Lalu, kata Danton, ada juga anggapan TIM akan dijadikan hotel seluruhnya. Berdasarkan yang ia ketahui, hanya 4,1 persen dari keseluruhan luas lahan TIM yang akan dijadikan hotel.
Danton menilai Jakpro tidak terlalu masif dalam melakukan publikasi. Ia mencontohkan seperti gambar-gambar desain revitalisasi TIM yang tak dipasang sepanjang wilayah TIM.
Jika itu dilakukan, Danton menyebut masyarakat serta seniman setempat bisa mengetahui desain TIM setelah dibangun dan tidak ada distorsi informasi.
Mengenai hotel yang diwacanakan dapat menguntungkan seniman, Danton menganggap itu adalah urusan Jakpro nantinya. Namun ia menegaskan berkeinginan peran DKJ nantinya setelah revitalisasi TIM tidak berubah.

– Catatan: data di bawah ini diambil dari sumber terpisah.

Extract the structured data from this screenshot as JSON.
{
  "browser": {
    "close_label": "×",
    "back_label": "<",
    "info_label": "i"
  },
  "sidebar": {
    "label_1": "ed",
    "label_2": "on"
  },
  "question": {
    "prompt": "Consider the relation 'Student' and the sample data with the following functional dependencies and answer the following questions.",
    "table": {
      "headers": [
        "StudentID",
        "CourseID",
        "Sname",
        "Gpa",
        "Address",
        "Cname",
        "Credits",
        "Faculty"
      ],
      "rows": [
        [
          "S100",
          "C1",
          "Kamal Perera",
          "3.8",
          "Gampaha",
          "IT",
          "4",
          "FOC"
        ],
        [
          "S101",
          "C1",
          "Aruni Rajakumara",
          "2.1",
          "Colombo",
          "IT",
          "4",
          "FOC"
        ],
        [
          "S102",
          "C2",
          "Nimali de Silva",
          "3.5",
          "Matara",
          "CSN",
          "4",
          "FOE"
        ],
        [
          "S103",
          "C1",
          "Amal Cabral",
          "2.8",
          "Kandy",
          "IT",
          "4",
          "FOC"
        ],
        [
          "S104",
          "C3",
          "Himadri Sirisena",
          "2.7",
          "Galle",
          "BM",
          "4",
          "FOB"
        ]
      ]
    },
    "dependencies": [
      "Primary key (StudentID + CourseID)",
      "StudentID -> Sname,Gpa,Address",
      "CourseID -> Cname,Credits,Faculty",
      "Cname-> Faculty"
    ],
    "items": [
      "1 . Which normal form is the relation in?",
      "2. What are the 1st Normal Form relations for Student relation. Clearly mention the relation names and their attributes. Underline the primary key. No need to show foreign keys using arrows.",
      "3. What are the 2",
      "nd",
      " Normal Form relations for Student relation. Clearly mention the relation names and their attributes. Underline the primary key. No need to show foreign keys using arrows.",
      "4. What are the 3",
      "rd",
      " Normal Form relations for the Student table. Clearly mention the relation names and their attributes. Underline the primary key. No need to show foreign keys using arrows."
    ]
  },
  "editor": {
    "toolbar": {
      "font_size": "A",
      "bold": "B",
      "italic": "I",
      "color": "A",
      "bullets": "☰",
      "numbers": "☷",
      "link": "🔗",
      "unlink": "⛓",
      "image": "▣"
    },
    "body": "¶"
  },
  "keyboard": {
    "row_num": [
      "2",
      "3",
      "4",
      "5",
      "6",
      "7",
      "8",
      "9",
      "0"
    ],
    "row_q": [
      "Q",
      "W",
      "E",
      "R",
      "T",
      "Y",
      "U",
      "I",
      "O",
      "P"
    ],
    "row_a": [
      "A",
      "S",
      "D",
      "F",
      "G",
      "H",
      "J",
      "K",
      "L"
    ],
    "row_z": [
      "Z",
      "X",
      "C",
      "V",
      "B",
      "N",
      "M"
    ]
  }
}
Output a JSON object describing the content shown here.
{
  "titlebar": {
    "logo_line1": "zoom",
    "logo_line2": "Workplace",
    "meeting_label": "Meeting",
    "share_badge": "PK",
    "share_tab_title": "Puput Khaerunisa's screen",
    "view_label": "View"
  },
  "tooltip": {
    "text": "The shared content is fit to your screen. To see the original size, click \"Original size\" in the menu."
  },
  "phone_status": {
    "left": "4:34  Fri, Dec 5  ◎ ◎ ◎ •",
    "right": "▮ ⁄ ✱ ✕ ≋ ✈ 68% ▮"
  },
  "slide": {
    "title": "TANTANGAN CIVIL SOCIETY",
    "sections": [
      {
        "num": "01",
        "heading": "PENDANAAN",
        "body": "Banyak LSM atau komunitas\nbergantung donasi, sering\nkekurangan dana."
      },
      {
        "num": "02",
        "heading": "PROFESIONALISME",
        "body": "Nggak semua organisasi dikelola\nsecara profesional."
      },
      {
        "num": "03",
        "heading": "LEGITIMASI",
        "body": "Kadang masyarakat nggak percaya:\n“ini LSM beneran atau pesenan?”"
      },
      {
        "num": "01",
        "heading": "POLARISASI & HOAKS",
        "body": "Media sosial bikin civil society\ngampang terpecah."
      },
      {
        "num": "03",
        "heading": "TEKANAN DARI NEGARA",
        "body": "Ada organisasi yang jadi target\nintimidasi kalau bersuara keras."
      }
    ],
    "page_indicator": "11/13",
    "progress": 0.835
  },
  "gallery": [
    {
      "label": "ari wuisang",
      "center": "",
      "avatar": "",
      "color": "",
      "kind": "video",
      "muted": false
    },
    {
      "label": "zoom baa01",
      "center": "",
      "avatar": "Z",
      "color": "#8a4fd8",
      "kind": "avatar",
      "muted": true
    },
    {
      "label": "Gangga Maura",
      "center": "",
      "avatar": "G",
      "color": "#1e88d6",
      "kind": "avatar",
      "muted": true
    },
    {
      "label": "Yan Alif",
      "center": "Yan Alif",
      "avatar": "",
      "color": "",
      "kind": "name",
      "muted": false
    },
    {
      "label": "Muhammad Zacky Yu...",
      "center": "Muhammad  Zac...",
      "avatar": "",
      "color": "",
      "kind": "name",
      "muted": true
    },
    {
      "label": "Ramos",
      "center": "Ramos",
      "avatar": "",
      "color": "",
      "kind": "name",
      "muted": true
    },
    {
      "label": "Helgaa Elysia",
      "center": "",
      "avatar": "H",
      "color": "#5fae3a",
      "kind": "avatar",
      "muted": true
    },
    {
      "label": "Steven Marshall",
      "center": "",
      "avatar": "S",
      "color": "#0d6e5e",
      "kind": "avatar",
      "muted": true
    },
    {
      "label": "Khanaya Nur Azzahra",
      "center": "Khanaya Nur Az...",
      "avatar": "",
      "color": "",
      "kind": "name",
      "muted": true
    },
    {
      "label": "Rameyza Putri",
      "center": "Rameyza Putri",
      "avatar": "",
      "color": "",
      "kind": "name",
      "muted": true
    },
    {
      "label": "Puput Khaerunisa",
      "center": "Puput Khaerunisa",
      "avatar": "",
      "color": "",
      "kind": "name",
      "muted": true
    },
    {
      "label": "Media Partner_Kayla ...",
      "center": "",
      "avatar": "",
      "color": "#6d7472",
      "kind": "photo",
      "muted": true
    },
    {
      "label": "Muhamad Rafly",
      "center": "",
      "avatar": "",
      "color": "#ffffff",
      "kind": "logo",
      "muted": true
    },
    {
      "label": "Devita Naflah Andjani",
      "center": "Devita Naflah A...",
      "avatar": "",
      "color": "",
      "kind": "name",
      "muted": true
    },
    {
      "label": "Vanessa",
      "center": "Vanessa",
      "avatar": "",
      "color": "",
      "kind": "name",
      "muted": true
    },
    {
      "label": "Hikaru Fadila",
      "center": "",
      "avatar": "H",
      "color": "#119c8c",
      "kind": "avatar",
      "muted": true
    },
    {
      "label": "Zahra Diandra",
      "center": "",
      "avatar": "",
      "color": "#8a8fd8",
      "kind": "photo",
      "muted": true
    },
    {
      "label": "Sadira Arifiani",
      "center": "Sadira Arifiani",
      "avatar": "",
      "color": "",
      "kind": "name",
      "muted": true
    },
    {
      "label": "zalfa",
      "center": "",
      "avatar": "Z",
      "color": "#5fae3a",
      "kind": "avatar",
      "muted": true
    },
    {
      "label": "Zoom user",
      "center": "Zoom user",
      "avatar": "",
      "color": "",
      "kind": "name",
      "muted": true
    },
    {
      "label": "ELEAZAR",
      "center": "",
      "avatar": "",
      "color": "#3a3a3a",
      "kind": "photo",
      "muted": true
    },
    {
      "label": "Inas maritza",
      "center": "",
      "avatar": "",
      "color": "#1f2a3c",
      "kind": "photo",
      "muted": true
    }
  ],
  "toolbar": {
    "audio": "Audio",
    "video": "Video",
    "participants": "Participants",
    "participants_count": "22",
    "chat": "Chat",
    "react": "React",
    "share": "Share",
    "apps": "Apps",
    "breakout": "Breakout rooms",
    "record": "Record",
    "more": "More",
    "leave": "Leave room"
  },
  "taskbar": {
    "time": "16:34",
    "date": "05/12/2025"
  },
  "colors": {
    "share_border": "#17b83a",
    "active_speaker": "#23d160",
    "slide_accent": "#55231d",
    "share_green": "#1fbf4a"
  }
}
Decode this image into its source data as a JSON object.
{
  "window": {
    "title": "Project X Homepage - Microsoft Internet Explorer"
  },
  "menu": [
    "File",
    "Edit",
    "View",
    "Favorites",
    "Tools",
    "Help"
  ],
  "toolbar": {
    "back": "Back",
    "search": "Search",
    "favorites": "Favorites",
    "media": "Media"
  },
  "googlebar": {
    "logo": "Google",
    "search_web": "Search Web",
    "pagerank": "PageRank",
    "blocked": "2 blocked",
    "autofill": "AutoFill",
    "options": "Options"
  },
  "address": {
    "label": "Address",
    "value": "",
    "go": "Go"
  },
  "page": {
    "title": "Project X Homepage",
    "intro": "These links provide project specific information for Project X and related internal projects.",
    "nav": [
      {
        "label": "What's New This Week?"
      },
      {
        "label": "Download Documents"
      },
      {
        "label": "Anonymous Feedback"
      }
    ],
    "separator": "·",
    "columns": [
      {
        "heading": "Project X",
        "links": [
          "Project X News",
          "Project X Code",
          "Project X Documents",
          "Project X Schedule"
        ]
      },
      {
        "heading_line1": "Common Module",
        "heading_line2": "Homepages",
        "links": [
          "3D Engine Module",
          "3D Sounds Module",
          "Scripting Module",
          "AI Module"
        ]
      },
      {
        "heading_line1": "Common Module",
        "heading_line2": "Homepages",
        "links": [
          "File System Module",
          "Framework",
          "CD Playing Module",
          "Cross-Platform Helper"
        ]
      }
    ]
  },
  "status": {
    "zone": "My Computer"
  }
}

"Intinya diperkuat sajalah kehumasannya yang jelas, tanpa harus emosi, nampaknya kan sekarang jadi tegang nih hubungannya, ya enggak perlu lah. Orang ini niatan revitalisasi itu sangat baik sekali kok, cuma kan kurang informasi saja. Jadi wajarlah kaget tiba-tiba ruang seni mendadak jadi ruang konstruksi seperti itu kan, kalau saya kan hampir setiap hari ke TIM, jadi udah ngerti. Tapi orang yang sudah lama gak ke TIM tiba-tiba meilhat itu ya kaget lah, tanya macem-macem. Sudah gitu gak ada gambar, lah ini lagi ngapain di TIM," ujar Danton kepada Suara.com, Senin (27/11/2019).
Berikut wawancara lengkap Suara.com bersama dengan Danton Sihombing:
Baca Juga: Hotel Ditolak dan Anggaran Dipangkas, Jakpro Ingin Lepas Revitalisasi TIM
*Rencana pembangunan hotel di TIM gimana? Ada penolakan dari seniman?*
Jadi poin pertamanya, ini masalah kehumasan yang harus dibenahi. Informasinya kan hotel itu sendiri yang kita tahu dari informasi Jakpro itu luasannya enggak gede-gede amat. Itu 4,1 persen dari total seluruh kawasan. Terus isu hotel bintang lima, kami sendiri enggak tahu itu ada imbuhan bintang lima segala macem. Nanti masalah hotel lebih baik tanya ke Dwi Wahyu, Dirut Jakpro.
Kalau dari sisi seniman bahwa yang lebih penting statemen atau pernyataan Jakpro itu sudah jelas bahwa dia hanya mengelola di wilayah sarana dan prasarana. Dia tidak akan mencampuri kerja-kerja kesenian. Itu jelas.
Nah jadi sekarang menurut saya, sekarang adalah komunikasi atau informasi kehumasan yang kurang lengkap saja gitu ya. Itu yang harus dibenahi ajalah.
*Tapi dari DKJ sudah setuju dengan adanya hotel itu?*
Hotel itu bisa dilihat sebagai pelengkap, bukan yang utama. Utama tetap orang2 kesenian. Jadi kalau secara pendekatan juga akan dilakukan semacam galeri ksrya seni segala macem, artinya tidak seperti hotel yang kita bayangkan secara umum.